Jakarta, Aktual.com – Pengamat perkotaan Yayat Supriatna menilai keinginan Pemprov DKI untuk menekan penggunaan air tanah di Jakarta sejauh ini masih sulit. Sebab di satu sisi, Pemprov DKI ingin penggunaan air tanah berkurang. Tapi di sisi lain solusinya yakni peningkatan layanan pasokan air melalui pipa juga masih minim.
“Sekarang layanan air pipa hanya 38-40 persen saja,” ujar dia, saat dihubungi Aktual.com, Rabu (16/12).

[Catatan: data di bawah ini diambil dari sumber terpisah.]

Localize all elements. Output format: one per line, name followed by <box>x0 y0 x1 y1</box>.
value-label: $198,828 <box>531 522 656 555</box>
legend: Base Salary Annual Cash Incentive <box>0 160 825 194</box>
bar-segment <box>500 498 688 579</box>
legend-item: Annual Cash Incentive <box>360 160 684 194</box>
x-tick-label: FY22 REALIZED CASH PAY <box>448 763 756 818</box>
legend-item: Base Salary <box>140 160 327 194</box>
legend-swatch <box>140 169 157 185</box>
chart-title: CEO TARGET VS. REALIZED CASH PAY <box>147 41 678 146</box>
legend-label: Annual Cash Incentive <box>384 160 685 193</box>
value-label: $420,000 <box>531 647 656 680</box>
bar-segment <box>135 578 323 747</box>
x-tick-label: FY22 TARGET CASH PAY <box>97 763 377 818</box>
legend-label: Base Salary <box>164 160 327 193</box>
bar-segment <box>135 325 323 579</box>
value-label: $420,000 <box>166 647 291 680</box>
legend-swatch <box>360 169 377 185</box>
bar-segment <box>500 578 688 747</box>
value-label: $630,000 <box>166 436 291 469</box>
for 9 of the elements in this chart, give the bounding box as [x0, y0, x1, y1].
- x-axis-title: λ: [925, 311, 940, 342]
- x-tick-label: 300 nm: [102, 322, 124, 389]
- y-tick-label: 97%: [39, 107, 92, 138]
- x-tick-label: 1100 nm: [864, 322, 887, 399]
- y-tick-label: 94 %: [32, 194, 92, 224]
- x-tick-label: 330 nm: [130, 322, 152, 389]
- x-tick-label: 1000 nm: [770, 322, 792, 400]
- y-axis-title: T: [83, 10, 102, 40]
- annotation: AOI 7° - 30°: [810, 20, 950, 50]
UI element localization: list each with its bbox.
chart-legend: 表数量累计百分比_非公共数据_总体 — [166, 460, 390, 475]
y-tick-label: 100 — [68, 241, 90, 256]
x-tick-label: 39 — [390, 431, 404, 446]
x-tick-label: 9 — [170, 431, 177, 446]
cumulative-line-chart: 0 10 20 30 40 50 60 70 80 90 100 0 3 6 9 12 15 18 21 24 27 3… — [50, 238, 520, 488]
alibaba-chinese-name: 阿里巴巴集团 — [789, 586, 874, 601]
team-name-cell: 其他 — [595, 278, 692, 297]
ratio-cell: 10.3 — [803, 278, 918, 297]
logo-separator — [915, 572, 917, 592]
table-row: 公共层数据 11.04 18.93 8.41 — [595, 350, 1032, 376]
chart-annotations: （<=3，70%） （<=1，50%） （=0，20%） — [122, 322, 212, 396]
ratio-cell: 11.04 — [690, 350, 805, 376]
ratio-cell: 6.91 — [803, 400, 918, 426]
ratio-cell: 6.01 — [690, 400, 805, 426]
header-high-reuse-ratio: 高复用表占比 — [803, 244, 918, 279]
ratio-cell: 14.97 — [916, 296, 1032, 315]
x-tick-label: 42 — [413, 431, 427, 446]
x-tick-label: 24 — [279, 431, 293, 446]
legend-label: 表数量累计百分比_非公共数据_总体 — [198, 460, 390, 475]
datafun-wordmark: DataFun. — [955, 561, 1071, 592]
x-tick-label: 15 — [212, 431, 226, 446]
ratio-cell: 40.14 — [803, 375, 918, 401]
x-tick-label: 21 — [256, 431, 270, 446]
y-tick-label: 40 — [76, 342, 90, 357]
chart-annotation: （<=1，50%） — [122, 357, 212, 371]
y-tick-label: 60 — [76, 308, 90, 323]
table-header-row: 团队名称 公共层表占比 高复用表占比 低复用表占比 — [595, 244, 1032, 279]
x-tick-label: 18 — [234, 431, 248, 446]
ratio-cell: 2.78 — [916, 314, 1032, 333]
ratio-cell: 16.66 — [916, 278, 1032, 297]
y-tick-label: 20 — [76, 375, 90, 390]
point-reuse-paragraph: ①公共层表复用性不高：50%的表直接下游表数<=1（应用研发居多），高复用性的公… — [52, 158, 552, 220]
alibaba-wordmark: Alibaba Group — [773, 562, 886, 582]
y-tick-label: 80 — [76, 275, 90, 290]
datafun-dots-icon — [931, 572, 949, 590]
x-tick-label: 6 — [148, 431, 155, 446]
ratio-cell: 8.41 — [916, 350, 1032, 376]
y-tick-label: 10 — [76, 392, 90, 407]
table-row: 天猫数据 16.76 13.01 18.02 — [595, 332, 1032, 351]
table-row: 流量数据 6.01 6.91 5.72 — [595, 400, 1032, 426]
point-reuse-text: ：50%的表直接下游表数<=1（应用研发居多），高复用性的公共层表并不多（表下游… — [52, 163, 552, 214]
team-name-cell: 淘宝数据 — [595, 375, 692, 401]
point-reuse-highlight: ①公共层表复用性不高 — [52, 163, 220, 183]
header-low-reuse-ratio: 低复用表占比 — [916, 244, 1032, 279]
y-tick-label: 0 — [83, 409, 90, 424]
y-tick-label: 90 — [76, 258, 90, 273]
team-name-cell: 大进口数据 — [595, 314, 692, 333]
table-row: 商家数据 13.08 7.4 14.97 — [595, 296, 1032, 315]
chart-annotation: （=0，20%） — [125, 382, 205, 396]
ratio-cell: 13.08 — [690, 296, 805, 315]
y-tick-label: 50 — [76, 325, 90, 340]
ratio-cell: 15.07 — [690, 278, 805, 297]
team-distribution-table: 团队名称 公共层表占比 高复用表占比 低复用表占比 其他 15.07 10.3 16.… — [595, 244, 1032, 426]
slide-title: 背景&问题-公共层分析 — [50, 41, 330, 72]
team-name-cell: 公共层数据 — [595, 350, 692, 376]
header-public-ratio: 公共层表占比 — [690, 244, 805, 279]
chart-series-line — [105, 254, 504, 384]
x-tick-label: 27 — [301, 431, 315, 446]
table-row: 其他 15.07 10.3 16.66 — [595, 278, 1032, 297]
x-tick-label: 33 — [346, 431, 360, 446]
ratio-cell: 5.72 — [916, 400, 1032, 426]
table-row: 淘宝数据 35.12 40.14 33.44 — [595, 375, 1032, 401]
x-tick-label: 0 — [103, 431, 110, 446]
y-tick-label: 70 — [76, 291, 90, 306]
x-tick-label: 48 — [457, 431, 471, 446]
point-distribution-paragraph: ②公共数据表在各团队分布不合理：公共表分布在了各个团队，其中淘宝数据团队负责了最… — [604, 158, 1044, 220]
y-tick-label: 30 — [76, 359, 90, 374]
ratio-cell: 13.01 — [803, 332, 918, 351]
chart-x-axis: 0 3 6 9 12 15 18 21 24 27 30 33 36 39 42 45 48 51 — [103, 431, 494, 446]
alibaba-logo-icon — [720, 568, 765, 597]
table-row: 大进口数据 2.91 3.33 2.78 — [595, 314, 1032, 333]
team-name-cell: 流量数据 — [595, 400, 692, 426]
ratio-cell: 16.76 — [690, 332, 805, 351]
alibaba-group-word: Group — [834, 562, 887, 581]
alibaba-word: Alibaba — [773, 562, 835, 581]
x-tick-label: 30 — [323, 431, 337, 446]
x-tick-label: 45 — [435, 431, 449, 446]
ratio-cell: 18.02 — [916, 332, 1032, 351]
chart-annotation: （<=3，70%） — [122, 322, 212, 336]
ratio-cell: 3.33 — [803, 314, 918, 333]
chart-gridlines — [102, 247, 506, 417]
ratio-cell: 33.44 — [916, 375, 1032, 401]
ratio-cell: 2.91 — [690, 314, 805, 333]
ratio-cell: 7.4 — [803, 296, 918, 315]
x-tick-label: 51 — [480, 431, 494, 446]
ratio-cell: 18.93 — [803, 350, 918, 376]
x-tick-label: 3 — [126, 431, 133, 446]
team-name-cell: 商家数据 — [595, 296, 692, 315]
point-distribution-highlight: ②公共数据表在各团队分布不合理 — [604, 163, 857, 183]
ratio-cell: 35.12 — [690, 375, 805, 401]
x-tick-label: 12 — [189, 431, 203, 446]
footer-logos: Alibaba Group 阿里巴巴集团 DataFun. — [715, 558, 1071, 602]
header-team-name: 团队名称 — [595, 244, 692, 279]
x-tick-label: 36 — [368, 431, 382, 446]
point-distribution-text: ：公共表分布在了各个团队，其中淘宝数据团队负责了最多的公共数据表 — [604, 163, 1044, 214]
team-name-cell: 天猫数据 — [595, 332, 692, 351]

Kondisi itu diperparah dengan tingginya kebocoran air pipa yang mendekati 50 persen. Ditambah lagi pembangunan dalam skala besar di Jakarta cukup massif, yang tentunya membutuhkan lebih banyak lagi air. Menurut Yayat, sebelum ada upaya meningkatkan pelayanan kebutuhan yang lebih besar, jangan harap penggunaan air tanah akan berkurang.
“Persoalan terbesar adalah sistem jaringan. Saat Pemprov DKI bikin kontrak dengan Palyja kan mereka harus memperbanyak jaringan (pipa). Karena ngga ada guna persediaan air banyak tapi jaringan tidak bertambah,” ujar dia.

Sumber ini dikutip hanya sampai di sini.